Dienstag, 29.06.2010, 23:06 Uhr

Ascheberg - „Jetzt kommen Sie hier nicht mehr weg und wir freuen uns darüber.“ Gabriele Maier , Konrektorin an der Lambertusschule Ascheberg, sprach dem Kollegium aus der Seele. Nach zweijähriger Probezeit erhielt Charlotte Bücker gestern von Schulrat Ulrich Fischer ihre Ernennungsurkunde als Leiterin der Lambertusschule Ascheberg.

Der Vertreter des Schulamtes im Kreis Coesfeld berichtete, dass es nicht einfach sei, Schulleiter zu finden. Deswegen sei man damals auch über die Bewerbung von Charlotte Bücker froh gewesen. „Die Schulkonferenz hatte keine wirkliche Auswahl“, blickte die Schulleiterin selbst zwei Jahre zurück. Sie gewährte dem Kollegium einen Einblick in ihre damalige Gemütsverfassung: „Ich habe mich oft wie in einem luftleeren Raum gefühlt. Aber es gab immer jemanden, der mir geholfen hat.“ Deswegen kam sie auch zu dem Fazit, dass die Lambertusschule ein Ort ist, „wo sich eine Schulleiterin wohl fühlen kann.
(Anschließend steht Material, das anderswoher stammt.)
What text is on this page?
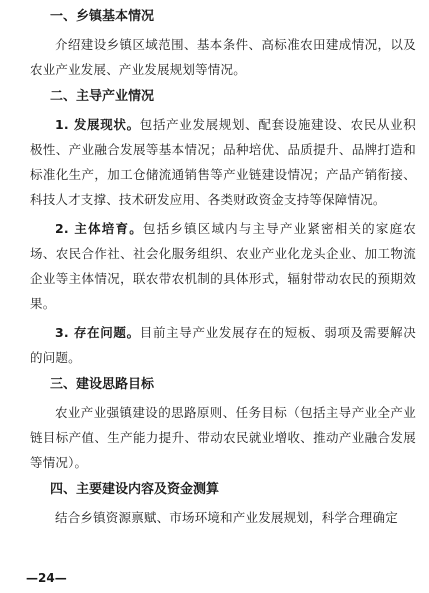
一、乡镇基本情况

介绍建设乡镇区域范围、基本条件、高标准农田建成情况，以及农业产业发展、产业发展规划等情况。

二、主导产业情况

1. 发展现状。包括产业发展规划、配套设施建设、农民从业积极性、产业融合发展等基本情况；品种培优、品质提升、品牌打造和标准化生产，加工仓储流通销售等产业链建设情况；产品产销衔接、科技人才支撑、技术研发应用、各类财政资金支持等保障情况。

2. 主体培育。包括乡镇区域内与主导产业紧密相关的家庭农场、农民合作社、社会化服务组织、农业产业化龙头企业、加工物流企业等主体情况，联农带农机制的具体形式，辐射带动农民的预期效果。

3. 存在问题。目前主导产业发展存在的短板、弱项及需要解决的问题。

三、建设思路目标

农业产业强镇建设的思路原则、任务目标（包括主导产业全产业链目标产值、生产能力提升、带动农民就业增收、推动产业融合发展等情况）。

四、主要建设内容及资金测算

结合乡镇资源禀赋、市场环境和产业发展规划，科学合理确定

—24—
Ich bin jeden Morgen gerne zur Schule gefahren.“

Fischer und Maier erinnerten daran, dass es nicht nur das Einarbeiten an der Lambertusschule gewesen sei, was die Schulleiterin zu leisten gehabt habe. „Es war ein großer Spagat die Davensberger Grundschule und die Lambertusschule gemeinsam zu leiten. Sie haben das gut gemeistert“, lobte Gabriele Maier ihre Chefin. Der Spagat ist mit dem Schulverbund Geschichte. „Der Weg dorthin hat Kraft gekostet“, blickte Charlotte Bücker auf die vergangenen Wochen mit vielen Infoabenden und politischen Diskussionen zurück. Das Ergebnis war gestern Morgen im Lehrerzimmer schon sichtbar: Dort saßen die Lehrerinnen und Lehrer beider Grundschulen am Tisch, ab dem neuen Schuljahr bilden sie das Kollegium der Lambertusschule Ascheberg/ Davensberg . Charlotte Bücker dankte dem scheidenden Schulrat Fischer schon einmal für eine ordentliche Ausstattung zum Start des Schulverbundes. Er wünschte ihr ein gutes Händchen beim Zuteilen der Lehrer an die Schulen. In einem Punkt hatten beide bisherigen Kollegien die gleiche Idee, sie schenkten der Schulleiterin zur Ernennung gleichfarbene Rosen, eine Große kam aus Ascheberg, eine Kleine aus Davensberg.